9. Harm/help. Skeptics maintain that the bombing isn’t helping the Kosovars. “I don’t care about dropping any more bridges into the Danube River,” Buchanan fumed on Face the Nation. “I don’t know how that helps those people” in Kosovo. The question, he argued, should be “What is the best way to help these people and save these lives? Not how we can bomb another oil plant or oil refinery.” Minutes later, host Bob Schieffer ended the show by noting that the Kosovars were still being purged and asking “whether what we are doing is doing any good.”

This dichotomy rules out the fallback strategy that NATO and U.S. officials have articulated from the outset: to make the cost of Milosevic’s “victory” outweigh the rewards. Conservatives used to defend this concept (which they called “deterrence”) when it was preached and practiced by President Reagan. If the punishment you administer to the current troublemaker fails to stop him, the theory goes, at least it will make the next troublemaker think twice.

D. Self-Fulfilling Doubts

10. Practical futility. The pundits’ verdict is in: The war is “doomed” and “already lost.” On Late Edition, Wolf Blitzer observed that Milosevic “doesn’t give, after a month of this, any impression that he is backing down.” Quoting a report that U.S. military leaders see no sign “that Milosevic is changing his strategy or about to break,” Russert asked Talbott, “Are we losing this war?” Other talking heads asserted that NATO is “not united” and won’t be able to “stand up” as the conflict wears on. “Time is not on our side,” warned former National Security Adviser Brent Scowcroft on Late Edition. “It is going to be very difficult to keep the alliance together.”

Of course, the best way to assure that Milosevic doesn’t break, that NATO comes apart, and that the United States loses the war is to predict that Milosevic won’t break, that NATO will come apart, and that the United States will lose the war. These predictions bolster the Serbs’ morale while undermining NATO’s. As Sen. Chris Dodd, D-Conn., observed on Face the Nation, “Patience and resolve are as important a weapon today as actually the airstrikes are.”

11. Moral authority. Rather than call Clinton a liar, many pundits pass this off as a widespread perception by others. They call it a “moral authority” and “public relations” problem, asking how it will “impact” his “ability to lead” Americans and NATO in war. “There is a common drum beat on the airwaves,” a reporter asked Clinton on April 15, “that you, personally, lack the moral authority to be commander in chief.” New York Times columnist Maureen Dowd warned that Clinton “does not inspire” great “loyalty,” adding, “He may have a conflict of interest if he sends in ground troops. It would be hard to save his skin and their skin at the same time.” By questioning Clinton’s moral authority in this pseudo-objective way, journalists destroy what’s left of his moral authority.
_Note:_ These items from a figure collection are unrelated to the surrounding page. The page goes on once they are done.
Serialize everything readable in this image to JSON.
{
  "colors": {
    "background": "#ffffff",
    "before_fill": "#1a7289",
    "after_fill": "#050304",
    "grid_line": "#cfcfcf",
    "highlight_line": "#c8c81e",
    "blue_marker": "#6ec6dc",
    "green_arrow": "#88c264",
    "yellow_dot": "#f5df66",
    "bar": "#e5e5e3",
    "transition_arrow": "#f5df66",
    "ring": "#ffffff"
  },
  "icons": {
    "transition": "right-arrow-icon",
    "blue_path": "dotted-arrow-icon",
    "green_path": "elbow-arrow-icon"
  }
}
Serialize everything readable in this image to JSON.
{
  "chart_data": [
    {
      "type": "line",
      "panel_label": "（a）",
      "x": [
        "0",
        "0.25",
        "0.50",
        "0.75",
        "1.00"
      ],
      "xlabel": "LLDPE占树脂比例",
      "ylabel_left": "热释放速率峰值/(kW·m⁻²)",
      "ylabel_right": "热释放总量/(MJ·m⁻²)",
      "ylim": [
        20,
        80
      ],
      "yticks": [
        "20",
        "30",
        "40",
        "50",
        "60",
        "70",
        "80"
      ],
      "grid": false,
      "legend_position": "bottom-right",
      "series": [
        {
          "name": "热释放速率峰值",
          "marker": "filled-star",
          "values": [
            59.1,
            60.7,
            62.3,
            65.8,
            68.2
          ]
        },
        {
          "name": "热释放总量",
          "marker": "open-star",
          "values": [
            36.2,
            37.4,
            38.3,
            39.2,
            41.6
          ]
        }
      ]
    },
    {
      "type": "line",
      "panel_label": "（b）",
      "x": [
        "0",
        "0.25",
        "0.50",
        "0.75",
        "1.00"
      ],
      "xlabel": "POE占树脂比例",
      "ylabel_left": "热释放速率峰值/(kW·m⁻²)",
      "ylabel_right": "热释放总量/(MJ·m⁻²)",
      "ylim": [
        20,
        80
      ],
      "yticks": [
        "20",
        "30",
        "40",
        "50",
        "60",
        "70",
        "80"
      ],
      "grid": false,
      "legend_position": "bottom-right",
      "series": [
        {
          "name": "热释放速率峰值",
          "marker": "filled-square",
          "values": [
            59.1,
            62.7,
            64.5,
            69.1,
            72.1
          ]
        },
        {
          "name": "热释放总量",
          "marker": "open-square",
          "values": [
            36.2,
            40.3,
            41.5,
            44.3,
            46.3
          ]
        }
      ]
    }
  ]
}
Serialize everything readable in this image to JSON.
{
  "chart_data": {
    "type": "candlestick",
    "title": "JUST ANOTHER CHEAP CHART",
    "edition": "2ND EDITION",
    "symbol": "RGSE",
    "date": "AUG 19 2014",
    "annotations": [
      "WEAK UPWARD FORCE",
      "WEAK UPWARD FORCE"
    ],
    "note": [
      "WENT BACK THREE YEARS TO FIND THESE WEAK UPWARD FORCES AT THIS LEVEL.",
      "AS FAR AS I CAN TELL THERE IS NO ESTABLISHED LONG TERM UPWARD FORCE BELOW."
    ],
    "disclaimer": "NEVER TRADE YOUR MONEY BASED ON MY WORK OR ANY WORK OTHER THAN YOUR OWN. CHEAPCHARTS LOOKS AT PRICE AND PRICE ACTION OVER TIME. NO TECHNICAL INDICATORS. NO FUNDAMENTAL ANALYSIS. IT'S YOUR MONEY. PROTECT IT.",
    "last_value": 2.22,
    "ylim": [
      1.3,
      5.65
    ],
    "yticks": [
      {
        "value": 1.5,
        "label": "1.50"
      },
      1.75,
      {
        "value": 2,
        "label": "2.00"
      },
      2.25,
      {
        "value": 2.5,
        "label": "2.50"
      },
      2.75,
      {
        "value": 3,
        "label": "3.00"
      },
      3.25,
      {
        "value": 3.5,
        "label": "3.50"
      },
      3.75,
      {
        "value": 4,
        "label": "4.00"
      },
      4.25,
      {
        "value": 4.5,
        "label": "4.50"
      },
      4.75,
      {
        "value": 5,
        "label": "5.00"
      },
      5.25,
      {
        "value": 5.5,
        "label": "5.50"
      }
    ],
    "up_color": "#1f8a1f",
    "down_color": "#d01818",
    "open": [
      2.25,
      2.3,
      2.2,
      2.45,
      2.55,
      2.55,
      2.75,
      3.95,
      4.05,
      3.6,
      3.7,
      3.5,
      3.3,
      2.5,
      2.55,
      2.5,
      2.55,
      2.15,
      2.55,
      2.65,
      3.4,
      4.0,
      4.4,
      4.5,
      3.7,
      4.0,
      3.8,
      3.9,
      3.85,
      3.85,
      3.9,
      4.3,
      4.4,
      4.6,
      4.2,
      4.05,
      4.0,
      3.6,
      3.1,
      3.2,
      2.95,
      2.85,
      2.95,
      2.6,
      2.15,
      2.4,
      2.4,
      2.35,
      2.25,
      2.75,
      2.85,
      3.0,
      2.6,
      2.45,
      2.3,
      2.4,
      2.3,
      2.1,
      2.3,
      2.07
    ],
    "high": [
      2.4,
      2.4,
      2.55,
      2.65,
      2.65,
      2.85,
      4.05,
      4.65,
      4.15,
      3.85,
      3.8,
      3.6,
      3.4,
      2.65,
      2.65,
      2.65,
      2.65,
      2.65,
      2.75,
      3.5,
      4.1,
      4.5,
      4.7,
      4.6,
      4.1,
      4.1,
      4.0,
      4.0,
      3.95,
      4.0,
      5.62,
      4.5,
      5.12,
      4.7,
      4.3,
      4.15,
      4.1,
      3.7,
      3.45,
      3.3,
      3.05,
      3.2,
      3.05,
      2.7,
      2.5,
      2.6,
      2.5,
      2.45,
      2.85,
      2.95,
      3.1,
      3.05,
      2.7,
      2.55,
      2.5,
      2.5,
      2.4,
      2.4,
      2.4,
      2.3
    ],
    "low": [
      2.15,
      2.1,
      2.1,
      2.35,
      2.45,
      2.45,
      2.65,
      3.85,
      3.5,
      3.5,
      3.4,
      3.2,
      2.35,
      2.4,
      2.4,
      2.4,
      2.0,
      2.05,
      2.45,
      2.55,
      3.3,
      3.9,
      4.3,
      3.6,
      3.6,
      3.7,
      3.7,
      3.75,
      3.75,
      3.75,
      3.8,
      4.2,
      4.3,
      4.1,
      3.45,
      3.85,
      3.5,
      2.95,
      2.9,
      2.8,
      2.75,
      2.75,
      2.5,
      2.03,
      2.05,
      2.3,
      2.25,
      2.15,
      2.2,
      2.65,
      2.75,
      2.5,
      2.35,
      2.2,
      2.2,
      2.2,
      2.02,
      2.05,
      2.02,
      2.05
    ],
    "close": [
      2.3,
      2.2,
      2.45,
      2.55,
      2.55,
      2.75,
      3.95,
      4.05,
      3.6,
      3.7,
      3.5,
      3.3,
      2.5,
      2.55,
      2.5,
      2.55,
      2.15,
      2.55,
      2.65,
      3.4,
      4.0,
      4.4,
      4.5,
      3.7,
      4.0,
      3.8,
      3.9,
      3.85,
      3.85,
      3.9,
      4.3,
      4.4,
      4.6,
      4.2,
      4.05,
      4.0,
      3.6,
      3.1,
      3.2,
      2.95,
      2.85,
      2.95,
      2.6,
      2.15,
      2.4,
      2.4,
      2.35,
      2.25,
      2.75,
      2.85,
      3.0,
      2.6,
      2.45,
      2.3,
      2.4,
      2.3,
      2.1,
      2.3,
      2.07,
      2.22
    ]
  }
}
12. NATO credibility. Self-styled hawks fret that NATO will lose the war and thereby expose its impotence. This “lumbering and clumsy” alliance, incapable of “managing such brush fires as Kosovo,” could “lose the Kosovo war in a month against the ruin of a rump state,” warned columnist Charles Krauthammer. “If the perception is that for 26 days tiny little Yugoslavia … has withstood NATO and the United States,” asked Russert, will NATO and the United States be exposed as “a paper tiger”? Russert’s guest, Sen. Richard Lugar, R-Ind., grimly intoned, “Many are predicting that this will be the funeral of NATO.” And all because, in Krauthammer’s words, Clinton “staked the survival of the most successful alliance in history on bright new academic ideas cooked up far from the battlefields on which they now flounder.”

Having defined anything less than the total recapture of Kosovo and the restoration of its refugees as a failure, Clinton’s critics are ensuring that such failure will be interpreted as catastrophically as possible. As for their suggestion that NATO’s credibility is too precious to be risked in war, you can understand their reluctance. Even tough guys have their Rembrandt.